What Is A Semiprivate Room At a Nursing Home?

What does a semiprivate room consist of in a medical setting (hospital, nursing home, rehab hospital)? Read my interaction with this 96 year old patient.
Patient:  I'm only going to go to the nursing home for three days and no more.  And I'm only going to go if they have private rooms.
Happy:  I don't know if we can get you a private room but I'll check for you.
I leave room to talk with social worker
Happy:  Does the nursing home have a private room for her?
Social Worker:  No, they only have semiprivate rooms left.
Happy:  What the heck is a semi-private room?
Social Worker?  They will have a roommate.
Random RN:  Back in my day we used to put six people or more in a room.  So having a roommate is like having a semi private room.  You get a cloth drape that separates you.
I walk back to talk to patient
Happy:  You'll have a semiprivate room.  
Patient:  What's that mean.
Happy:  You'll only have one roommate instead of five.
Patient:  Oh Lord, I ain't goin'
Since when did having a private room become a right?   Medicare doesn't pay for  private room requests that aren't medically necessary.  But you'll find most hospitals in the US have moved to private rooms regardless.  And we are all paying for it. 

And why are we still calling rooms with roommates semiprivate?  Who are we kidding?   When I was a resident in training, our VA hospital's ICU was one giant pod with 16 patients all separated by a small drape.   You walked from patient to patient by peeking your head around the curtain.  Now everyone is enclosed in their own glass doored Mecca with flat screen televisions and 700 channels of cable TV.

I have also been told, back in the day, that hospital rooms were divided by smokers and nonsmokers.  Even the nurses and physicians all smoked and the most important part of the nurse's shift was to make sure the ash tray was clean before the next shift came on because no one wanted to empty another's ashtray.

In the 1980s, according to my source, the cardiologists used to enter the heart cath lab with their lit cigarettes and cigars in tow, place them on the ash  tray and perform their ten minute heart cath while their terbakki lay waiting for a drag.  I've also heard in the 1980s that some nurses would take quadriplegic patients with a tracheostomy outside to take puffs of cigarettes at the nursing home.  And one patient with Berger's disease, with no arms and no legs due to the amputations, had  his wheelchair jimmyrigged at the VA  with a cigarette holder so he could take puffs of smokes while at the hospital.

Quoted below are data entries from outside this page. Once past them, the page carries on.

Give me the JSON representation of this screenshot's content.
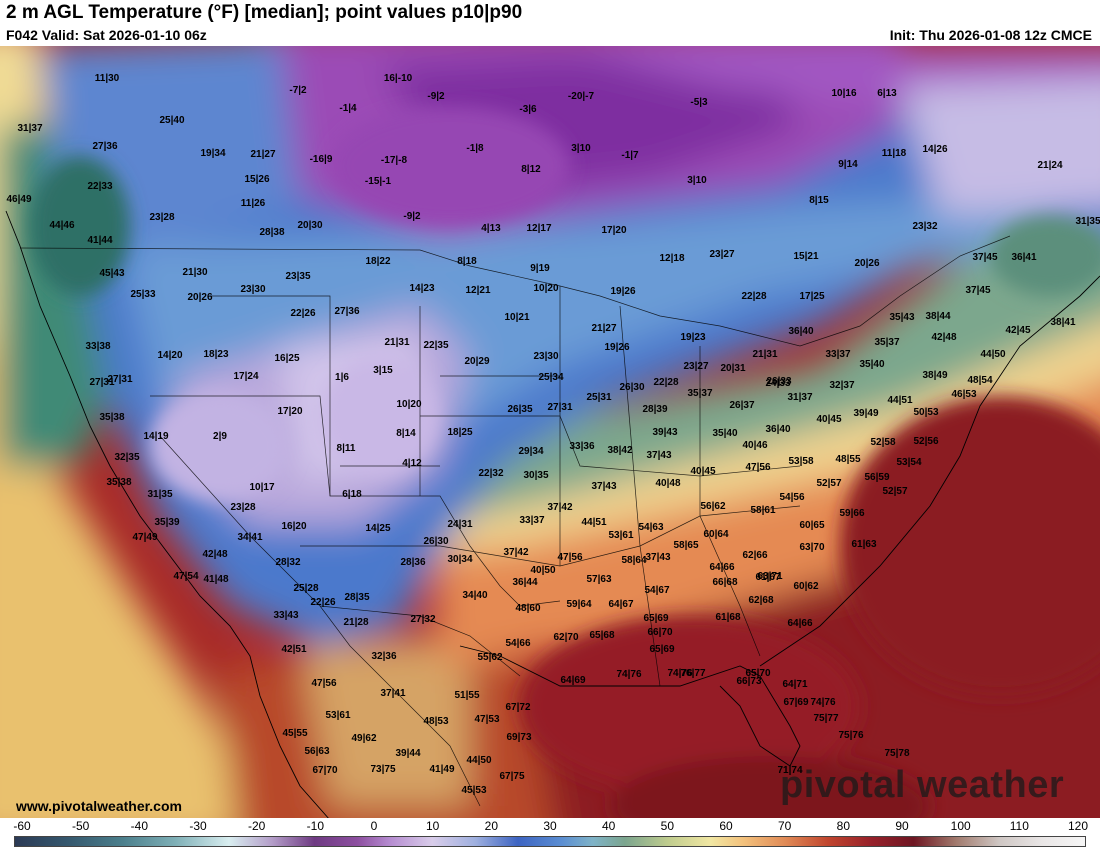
{
  "header": {
    "title": "2 m AGL Temperature (°F) [median]; point values p10|p90",
    "valid": "F042 Valid: Sat 2026-01-10 06z",
    "init": "Init: Thu 2026-01-08 12z CMCE"
  },
  "footer": {
    "url": "www.pivotalweather.com",
    "watermark": "pivotal weather"
  },
  "colorbar": {
    "unit": "°F",
    "ticks": [
      "-60",
      "-50",
      "-40",
      "-30",
      "-20",
      "-10",
      "0",
      "10",
      "20",
      "30",
      "40",
      "50",
      "60",
      "70",
      "80",
      "90",
      "100",
      "110",
      "120"
    ]
  },
  "map": {
    "type": "temperature-map",
    "point_values": [
      {
        "label": "11|30"
      },
      {
        "label": "-7|2"
      },
      {
        "label": "16|-10"
      },
      {
        "label": "-9|2"
      },
      {
        "label": "-20|-7"
      },
      {
        "label": "-5|3"
      },
      {
        "label": "10|16"
      },
      {
        "label": "6|13"
      },
      {
        "label": "31|37"
      },
      {
        "label": "25|40"
      },
      {
        "label": "-1|4"
      },
      {
        "label": "-3|6"
      },
      {
        "label": "27|36"
      },
      {
        "label": "19|34"
      },
      {
        "label": "21|27"
      },
      {
        "label": "-16|9"
      },
      {
        "label": "-17|-8"
      },
      {
        "label": "-1|8"
      },
      {
        "label": "3|10"
      },
      {
        "label": "-1|7"
      },
      {
        "label": "9|14"
      },
      {
        "label": "11|18"
      },
      {
        "label": "14|26"
      },
      {
        "label": "21|24"
      },
      {
        "label": "22|33"
      },
      {
        "label": "15|26"
      },
      {
        "label": "-15|-1"
      },
      {
        "label": "8|12"
      },
      {
        "label": "3|10"
      },
      {
        "label": "46|49"
      },
      {
        "label": "11|26"
      },
      {
        "label": "8|15"
      },
      {
        "label": "23|28"
      },
      {
        "label": "-9|2"
      },
      {
        "label": "44|46"
      },
      {
        "label": "20|30"
      },
      {
        "label": "28|38"
      },
      {
        "label": "4|13"
      },
      {
        "label": "12|17"
      },
      {
        "label": "17|20"
      },
      {
        "label": "23|32"
      },
      {
        "label": "31|35"
      },
      {
        "label": "41|44"
      },
      {
        "label": "12|18"
      },
      {
        "label": "23|27"
      },
      {
        "label": "15|21"
      },
      {
        "label": "20|26"
      },
      {
        "label": "18|22"
      },
      {
        "label": "8|18"
      },
      {
        "label": "9|19"
      },
      {
        "label": "37|45"
      },
      {
        "label": "36|41"
      },
      {
        "label": "21|30"
      },
      {
        "label": "45|43"
      },
      {
        "label": "23|35"
      },
      {
        "label": "14|23"
      },
      {
        "label": "12|21"
      },
      {
        "label": "10|20"
      },
      {
        "label": "19|26"
      },
      {
        "label": "22|28"
      },
      {
        "label": "17|25"
      },
      {
        "label": "37|45"
      },
      {
        "label": "25|33"
      },
      {
        "label": "20|26"
      },
      {
        "label": "23|30"
      },
      {
        "label": "22|26"
      },
      {
        "label": "27|36"
      },
      {
        "label": "10|21"
      },
      {
        "label": "35|43"
      },
      {
        "label": "38|44"
      },
      {
        "label": "38|41"
      },
      {
        "label": "36|40"
      },
      {
        "label": "21|27"
      },
      {
        "label": "42|45"
      },
      {
        "label": "33|38"
      },
      {
        "label": "21|31"
      },
      {
        "label": "22|35"
      },
      {
        "label": "19|23"
      },
      {
        "label": "19|26"
      },
      {
        "label": "27|31"
      },
      {
        "label": "35|37"
      },
      {
        "label": "42|48"
      },
      {
        "label": "44|50"
      },
      {
        "label": "14|20"
      },
      {
        "label": "18|23"
      },
      {
        "label": "16|25"
      },
      {
        "label": "20|29"
      },
      {
        "label": "23|30"
      },
      {
        "label": "21|31"
      },
      {
        "label": "33|37"
      },
      {
        "label": "35|40"
      },
      {
        "label": "27|31"
      },
      {
        "label": "17|24"
      },
      {
        "label": "1|6"
      },
      {
        "label": "3|15"
      },
      {
        "label": "25|34"
      },
      {
        "label": "23|27"
      },
      {
        "label": "20|31"
      },
      {
        "label": "26|33"
      },
      {
        "label": "38|49"
      },
      {
        "label": "48|54"
      },
      {
        "label": "26|30"
      },
      {
        "label": "22|28"
      },
      {
        "label": "24|33"
      },
      {
        "label": "32|37"
      },
      {
        "label": "46|53"
      },
      {
        "label": "35|38"
      },
      {
        "label": "17|20"
      },
      {
        "label": "10|20"
      },
      {
        "label": "27|31"
      },
      {
        "label": "25|31"
      },
      {
        "label": "35|37"
      },
      {
        "label": "26|37"
      },
      {
        "label": "31|37"
      },
      {
        "label": "44|51"
      },
      {
        "label": "26|35"
      },
      {
        "label": "28|39"
      },
      {
        "label": "39|49"
      },
      {
        "label": "40|45"
      },
      {
        "label": "50|53"
      },
      {
        "label": "14|19"
      },
      {
        "label": "2|9"
      },
      {
        "label": "8|14"
      },
      {
        "label": "18|25"
      },
      {
        "label": "39|43"
      },
      {
        "label": "35|40"
      },
      {
        "label": "36|40"
      },
      {
        "label": "52|58"
      },
      {
        "label": "52|56"
      },
      {
        "label": "32|35"
      },
      {
        "label": "8|11"
      },
      {
        "label": "33|36"
      },
      {
        "label": "29|34"
      },
      {
        "label": "38|42"
      },
      {
        "label": "37|43"
      },
      {
        "label": "40|46"
      },
      {
        "label": "53|58"
      },
      {
        "label": "48|55"
      },
      {
        "label": "53|54"
      },
      {
        "label": "4|12"
      },
      {
        "label": "22|32"
      },
      {
        "label": "30|35"
      },
      {
        "label": "47|56"
      },
      {
        "label": "40|45"
      },
      {
        "label": "56|59"
      },
      {
        "label": "35|38"
      },
      {
        "label": "10|17"
      },
      {
        "label": "6|18"
      },
      {
        "label": "37|43"
      },
      {
        "label": "40|48"
      },
      {
        "label": "52|57"
      },
      {
        "label": "31|35"
      },
      {
        "label": "54|56"
      },
      {
        "label": "52|57"
      },
      {
        "label": "23|28"
      },
      {
        "label": "37|42"
      },
      {
        "label": "56|62"
      },
      {
        "label": "58|61"
      },
      {
        "label": "59|66"
      },
      {
        "label": "35|39"
      },
      {
        "label": "24|31"
      },
      {
        "label": "33|37"
      },
      {
        "label": "44|51"
      },
      {
        "label": "54|63"
      },
      {
        "label": "60|65"
      },
      {
        "label": "16|20"
      },
      {
        "label": "14|25"
      },
      {
        "label": "53|61"
      },
      {
        "label": "34|41"
      },
      {
        "label": "26|30"
      },
      {
        "label": "60|64"
      },
      {
        "label": "47|49"
      },
      {
        "label": "58|65"
      },
      {
        "label": "63|70"
      },
      {
        "label": "61|63"
      },
      {
        "label": "37|42"
      },
      {
        "label": "37|43"
      },
      {
        "label": "62|66"
      },
      {
        "label": "42|48"
      },
      {
        "label": "30|34"
      },
      {
        "label": "47|56"
      },
      {
        "label": "28|32"
      },
      {
        "label": "28|36"
      },
      {
        "label": "64|66"
      },
      {
        "label": "58|64"
      },
      {
        "label": "61|67"
      },
      {
        "label": "47|54"
      },
      {
        "label": "41|48"
      },
      {
        "label": "40|50"
      },
      {
        "label": "36|44"
      },
      {
        "label": "57|63"
      },
      {
        "label": "63|71"
      },
      {
        "label": "25|28"
      },
      {
        "label": "34|40"
      },
      {
        "label": "54|67"
      },
      {
        "label": "66|68"
      },
      {
        "label": "60|62"
      },
      {
        "label": "28|35"
      },
      {
        "label": "59|64"
      },
      {
        "label": "64|67"
      },
      {
        "label": "22|26"
      },
      {
        "label": "48|60"
      },
      {
        "label": "62|68"
      },
      {
        "label": "33|43"
      },
      {
        "label": "21|28"
      },
      {
        "label": "27|32"
      },
      {
        "label": "65|69"
      },
      {
        "label": "61|68"
      },
      {
        "label": "64|66"
      },
      {
        "label": "62|70"
      },
      {
        "label": "65|68"
      },
      {
        "label": "66|70"
      },
      {
        "label": "42|51"
      },
      {
        "label": "54|66"
      },
      {
        "label": "32|36"
      },
      {
        "label": "55|62"
      },
      {
        "label": "65|69"
      },
      {
        "label": "47|56"
      },
      {
        "label": "66|73"
      },
      {
        "label": "64|69"
      },
      {
        "label": "74|76"
      },
      {
        "label": "74|76"
      },
      {
        "label": "76|77"
      },
      {
        "label": "65|70"
      },
      {
        "label": "37|41"
      },
      {
        "label": "51|55"
      },
      {
        "label": "64|71"
      },
      {
        "label": "67|69"
      },
      {
        "label": "74|76"
      },
      {
        "label": "53|61"
      },
      {
        "label": "67|72"
      },
      {
        "label": "75|77"
      },
      {
        "label": "48|53"
      },
      {
        "label": "47|53"
      },
      {
        "label": "45|55"
      },
      {
        "label": "49|62"
      },
      {
        "label": "69|73"
      },
      {
        "label": "75|76"
      },
      {
        "label": "56|63"
      },
      {
        "label": "39|44"
      },
      {
        "label": "75|78"
      },
      {
        "label": "44|50"
      },
      {
        "label": "67|70"
      },
      {
        "label": "73|75"
      },
      {
        "label": "41|49"
      },
      {
        "label": "67|75"
      },
      {
        "label": "71|74"
      },
      {
        "label": "45|53"
      }
    ]
  }
}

In the hospital, those on oxygen went to the nonsmoking room with 2-4 patients each.  Rooms were also divided by male and female for roommate purposes.   At the VA  we also used to group patients in large rooms based on whether they had VRE positive butt swabs or known MRSA  colonization.

Now everyone gets their own private everything.  And patients still find something to complain about.  My how times have changed.  I can't imagine what my life as a hospitalist will be like in ten  or twenty years.    Maybe I'll have my own private office and private bed and private television and private window over looking my own private lake at my own private hospital. And I'll think to myself, how the heck did I practice medicine in the old days!

Some of this post is for entertainment purposes only and likely contains humor only understood by those in a healthcare profession. Read at your own risk.